Benedict & Beethoven

A few days ago, Pope Benedict was treated to a live performance of Beethoven’s 9th Symphony by his very own (in some sense) Bavarian Radio Symphony Orchestra. [A brief aside: for those unfamiliar, let me personally urge you to listen to this piece of music. It is absolutely amazing.] Beethoven wrote the symphony—his last—toward the end of his life, after deafness “threatened to suffocate his artistic creativity,” as the Holy Father put it. For this reason, the “extraordinary finale of optimism and joy,” which provides the finale for the work, is all the more astonishing.
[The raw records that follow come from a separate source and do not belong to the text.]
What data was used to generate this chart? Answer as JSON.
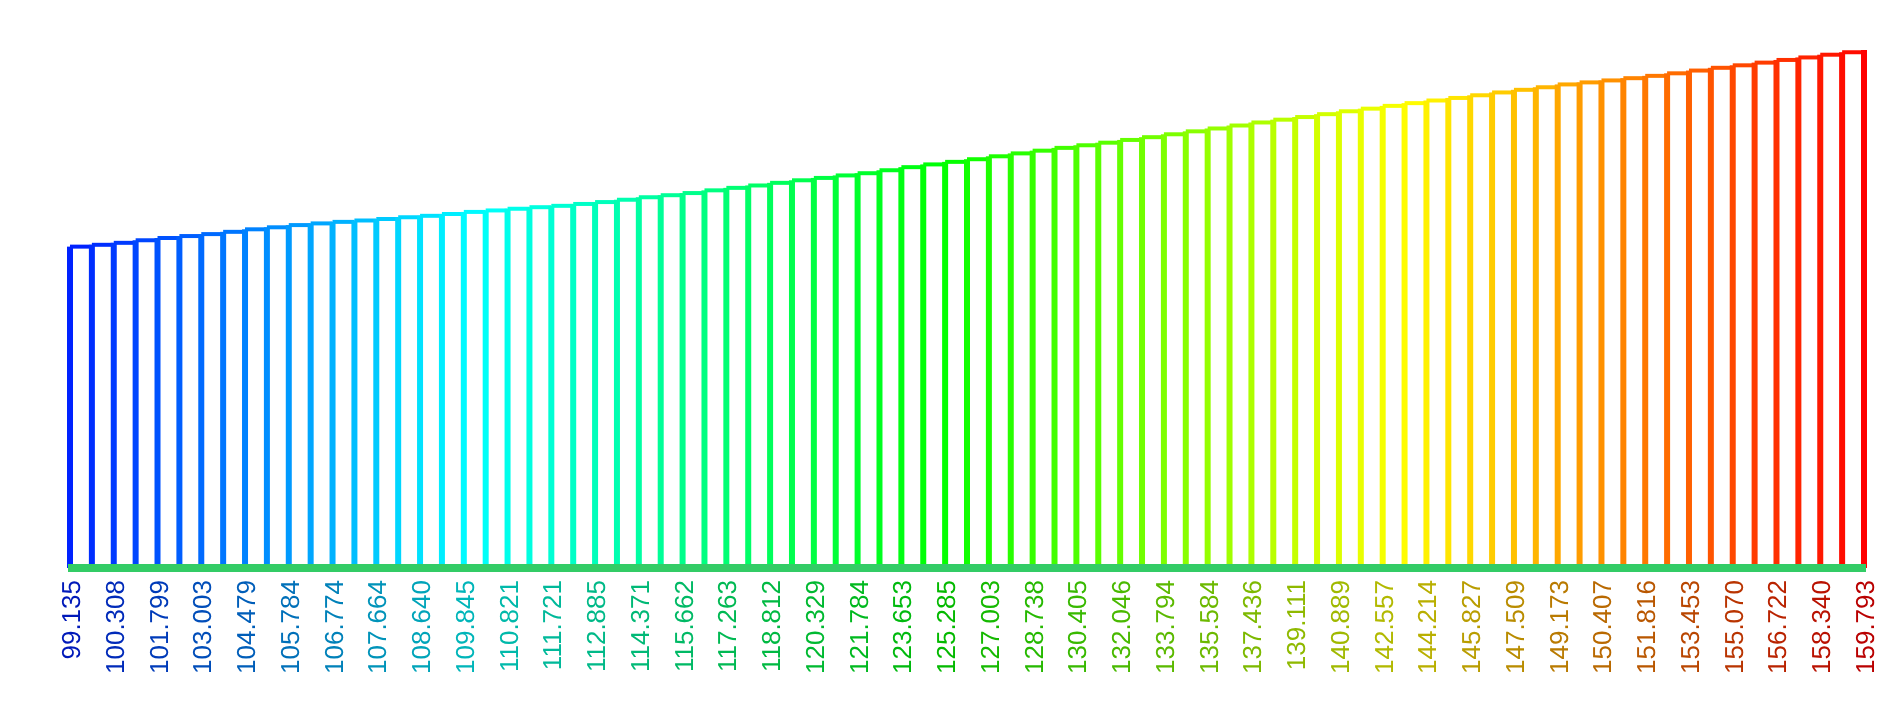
{
  "chart_data": {
    "type": "bar",
    "categories": [
      null,
      null,
      null,
      null,
      null,
      null,
      null,
      null,
      null,
      null,
      null,
      null,
      null,
      null,
      null,
      null,
      null,
      null,
      null,
      null,
      null,
      null,
      null,
      null,
      null,
      null,
      null,
      null,
      null,
      null,
      null,
      null,
      null,
      null,
      null,
      null,
      null,
      null,
      null,
      null,
      null,
      null,
      null,
      null,
      null,
      null,
      null,
      null,
      null,
      null,
      null,
      null,
      null,
      null,
      null,
      null,
      null,
      null,
      null,
      null,
      null,
      null,
      null,
      null,
      null,
      null,
      null,
      null,
      null,
      null,
      null,
      null,
      null,
      null,
      null,
      null,
      null,
      null,
      null,
      null,
      null,
      null,
      null
    ],
    "values": [
      99.135,
      99.7,
      100.308,
      101.1,
      101.799,
      102.4,
      103.003,
      103.7,
      104.479,
      105.1,
      105.784,
      106.3,
      106.774,
      107.2,
      107.664,
      108.2,
      108.64,
      109.2,
      109.845,
      110.3,
      110.821,
      111.3,
      111.721,
      112.3,
      112.885,
      113.6,
      114.371,
      115.0,
      115.662,
      116.5,
      117.263,
      118.0,
      118.812,
      119.6,
      120.329,
      121.1,
      121.784,
      122.7,
      123.653,
      124.5,
      125.285,
      126.1,
      127.003,
      127.9,
      128.738,
      129.6,
      130.405,
      131.2,
      132.046,
      132.9,
      133.794,
      134.7,
      135.584,
      136.5,
      137.436,
      138.3,
      139.111,
      140.0,
      140.889,
      141.7,
      142.557,
      143.4,
      144.214,
      145.0,
      145.827,
      146.7,
      147.509,
      148.3,
      149.173,
      149.8,
      150.407,
      151.1,
      151.816,
      152.6,
      153.453,
      154.3,
      155.07,
      155.9,
      156.722,
      157.5,
      158.34,
      159.1,
      159.793
    ],
    "value_labels": [
      "99.135",
      null,
      "100.308",
      null,
      "101.799",
      null,
      "103.003",
      null,
      "104.479",
      null,
      "105.784",
      null,
      "106.774",
      null,
      "107.664",
      null,
      "108.640",
      null,
      "109.845",
      null,
      "110.821",
      null,
      "111.721",
      null,
      "112.885",
      null,
      "114.371",
      null,
      "115.662",
      null,
      "117.263",
      null,
      "118.812",
      null,
      "120.329",
      null,
      "121.784",
      null,
      "123.653",
      null,
      "125.285",
      null,
      "127.003",
      null,
      "128.738",
      null,
      "130.405",
      null,
      "132.046",
      null,
      "133.794",
      null,
      "135.584",
      null,
      "137.436",
      null,
      "139.111",
      null,
      "140.889",
      null,
      "142.557",
      null,
      "144.214",
      null,
      "145.827",
      null,
      "147.509",
      null,
      "149.173",
      null,
      "150.407",
      null,
      "151.816",
      null,
      "153.453",
      null,
      "155.070",
      null,
      "156.722",
      null,
      "158.340",
      null,
      "159.793"
    ],
    "colors": [
      "#0022ff",
      "#002eff",
      "#003aff",
      "#0046ff",
      "#0052ff",
      "#005eff",
      "#006aff",
      "#0076ff",
      "#0082ff",
      "#008eff",
      "#009aff",
      "#00a6ff",
      "#00b2ff",
      "#00beff",
      "#00caff",
      "#00d6ff",
      "#00e2ff",
      "#00eeff",
      "#00faff",
      "#00fff8",
      "#00ffeb",
      "#00ffe0",
      "#00ffd4",
      "#00ffc7",
      "#00ffbb",
      "#00ffb0",
      "#00ffa3",
      "#00ff97",
      "#00ff8b",
      "#00ff80",
      "#00ff73",
      "#00ff67",
      "#00ff5b",
      "#00ff4f",
      "#00ff43",
      "#00ff37",
      "#00ff2b",
      "#00ff1f",
      "#00ff13",
      "#00ff07",
      "#05ff00",
      "#11ff00",
      "#1dff00",
      "#29ff00",
      "#35ff00",
      "#41ff00",
      "#4dff00",
      "#59ff00",
      "#65ff00",
      "#71ff00",
      "#7dff00",
      "#89ff00",
      "#95ff00",
      "#a1ff00",
      "#adff00",
      "#b9ff00",
      "#c5ff00",
      "#d2ff00",
      "#ddff00",
      "#e9ff00",
      "#f5ff00",
      "#fffc00",
      "#fff100",
      "#ffe500",
      "#ffd800",
      "#ffcc00",
      "#ffc100",
      "#ffb500",
      "#ffa800",
      "#ff9c00",
      "#ff9100",
      "#ff8400",
      "#ff7800",
      "#ff6c00",
      "#ff6000",
      "#ff5400",
      "#ff4800",
      "#ff3c00",
      "#ff3000",
      "#ff2400",
      "#ff1800",
      "#ff0c00",
      "#ff0000"
    ]
  }
}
The pope applauded the composer’s “new way of listening that went well beyond a simple capacity to experience in his imagination the sound of notes read or written.” “God—sometimes through periods of interior emptiness and isolation,” said the Holy Father, “wishes to make us attentive and capable of ‘feeling’ His silent presence, not only ‘over the canopy of stars’ but also in the most intimate recesses of our soul. There burns the spark of divine love that can free us to be what we truly are.”

These comments are very fitting, especially in light of the last post on the form of Catholic liturgy; the tradition of the Church has always had a special place for beautiful music within its liturgy, and continues to hold one even today. Benedict’s inspiring words about the secular work of Beethoven’s 9th Symphony, which was based on Schiller’s poem, An die Freude, are even more applicable to music specifically composed for the Mass. If one can write music so beautiful about natural things, all the more can it be written about the mysterious life of the Holy Trinity and the gifts of grace that flow hence into our lives.